Best known as one of the most political of the underground cartoonists, Mervyn Williamson was nicknamed "Skip" by his Nana, after the Percy Crosby "Skippy" comic strip because he was a troublemaker.
From the TCJ obituary by Patrick Rosenkranz:
In his memoir Spontaneous Combustion, Williamson described early skirmishes with rules and expectations, like getting busted in third grade for drawing cartoons on his textbooks, and stealing copies of Walt Disney’s Comics & Stories from the local drugstore in Lynchburg, Virginia.
In 1952 ,when the Democrats nominated Adali Stevenson for their presidential candidate, 8-year-old Williamson chose to support him. “I was beaten up in the schoolyard that year for wearing a Stevenson for President button, and forced to wear an ‘I Like Ike’ button. It was my first visceral lesson regarding the unhealthy potential of unpopular ideas.” Neither incident deterred him from choosing his own path in life though. “At the time it was just another thumping,” he wrote. “In the long run it was a harbinger that foreshadowed my art’s unsteady relationship with Authority over the years.”
Above: Skip Williamson's first published work from Help! Magazine.
His first published cartoon appeared in 1961 in Harvey Kurtzman's Help! magazine. It was okayed by then-editor Gloria Steinem. After its publication, Dick Gregory showed the cartoon on The Tonight Show.
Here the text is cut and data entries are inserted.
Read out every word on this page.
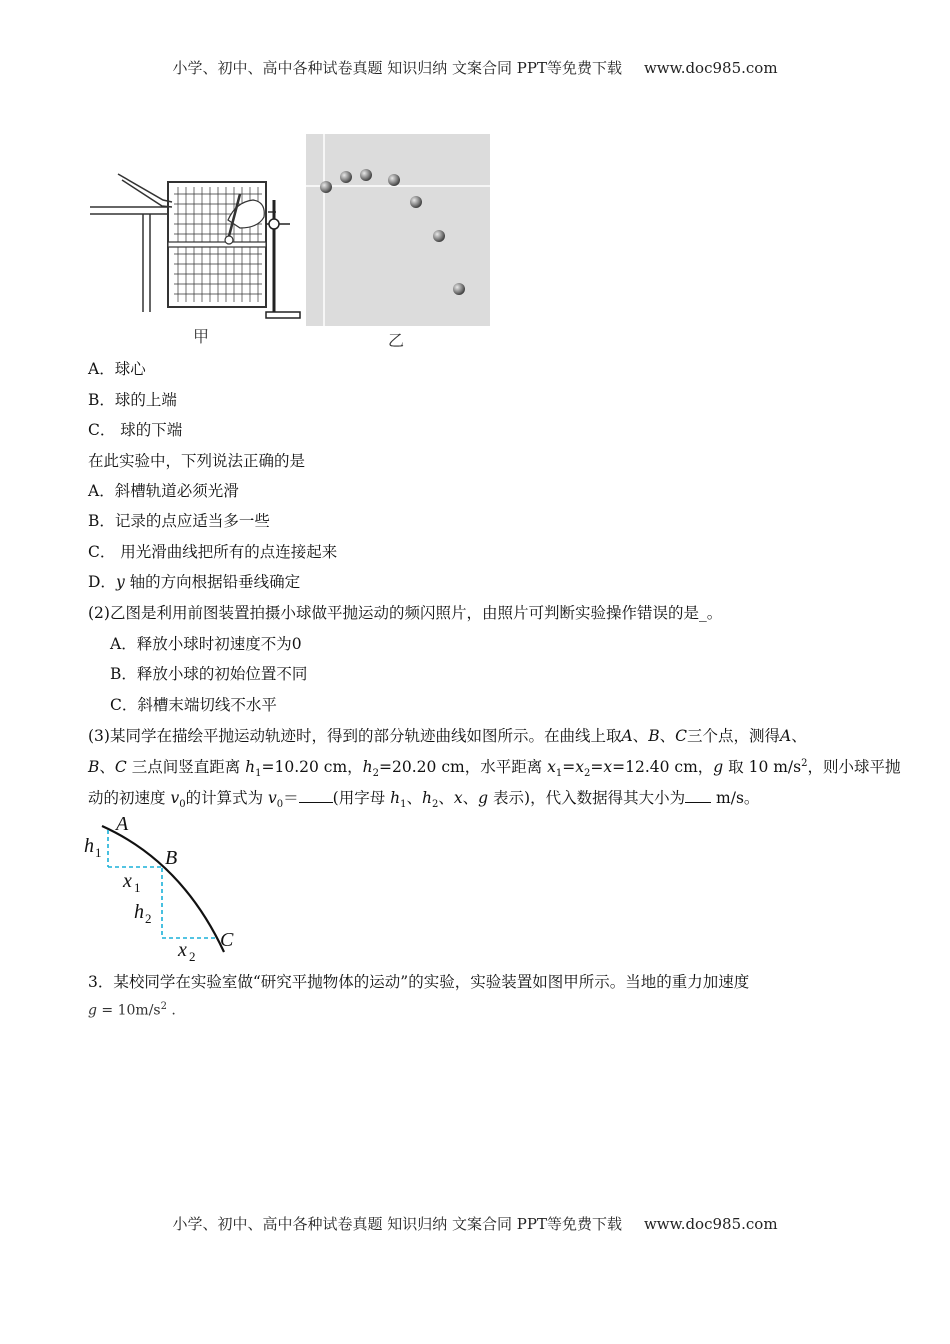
小学、初中、高中各种试卷真题 知识归纳 文案合同 PPT等免费下载 www.doc985.com
甲	乙
A．球心
B．球的上端
C． 球的下端
在此实验中，下列说法正确的是
A．斜槽轨道必须光滑
B．记录的点应适当多一些
C． 用光滑曲线把所有的点连接起来
D．y 轴的方向根据铅垂线确定
(2)乙图是利用前图装置拍摄小球做平抛运动的频闪照片，由照片可判断实验操作错误的是_。
A．释放小球时初速度不为0
B．释放小球的初始位置不同
C．斜槽末端切线不水平
(3)某同学在描绘平抛运动轨迹时，得到的部分轨迹曲线如图所示。在曲线上取A、B、C三个点，测得A、
B、C 三点间竖直距离 $h_1=10.20$ cm，$h_2=20.20$ cm，水平距离 $x_1=x_2=x=12.40$ cm，g 取 10 $m/s^2$，则小球平抛
动的初速度 $v_0$的计算式为 $v_0=$ (用字母 $h_1$、$h_2$、x、g 表示)，代入数据得其大小为 m/s。
A
B
C
h 1
x 1
h 2
x 2
3．某校同学在实验室做“研究平抛物体的运动”的实验，实验装置如图甲所示。当地的重力加速度
$g = 10m/s^2$ .
小学、初中、高中各种试卷真题 知识归纳 文案合同 PPT等免费下载 www.doc985.com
He moved to Chicago to help his friend Jay Lynch launch The Chicago Mirror. It was soon rechristened Bijou Funnies by Williamson, Lynch and Robert Crumb. It would become one of underground comix' longest running titles. He also created his Snappy Sammy Smoot character. So popular, that Carl Reiner dressed up as Smoot for the 1960s TV show Laugh In.
Skip was friends with Abbie Hoffman and was allowed into the courtroom during the Chicago 8 trial. He sketched the participants, and later drew the illustrations for Hoffman's Steal This Book. Hoffman gave Williamson all of the advance money and, with it, Williamson produced an underground comic to raise funds for the defense. Titled Conspiracy Capers, the book included artwork by him, Jay Lynch, Art Spiegelman, Jay Kinney and others.
During the 1970s and 80s, he became art director at men's magazines. First at Gallery, then he was the first AD at Hustler in 1974. He then went to Playboy in 1976, where he created the popular "Playboy Funnies" section. During this time he also contributed to magazines like National Lampoon, The Realist and High Times.
Skip Williamson had gallery shows all over the world, and his work is in permanent museum collections.
John Kinhart recently finished a documentary on the life of Skip Williamson. "Pigheaded" premiered in Washington, DC and Newburyport, MA. There is no release date as of now.
3 comments:
Mike, Thanks for remembering Skip in this way. One note: Skip and Jay started the Chicago Mirror, not the Reader. The Reader is a weekly paper in Chicago and other cities, started by Robert Roth and Robert McCamant in Chicago.
See http://comixjoint.com/chicagomirror.html.
And see http://www.chicagoreader.com/chicago/bob-roth-co-owner-remembers-the-first-issue/Content?oid=4795114.
Thanks, Carl! I appreciate. I have changed the text to reflect your correction.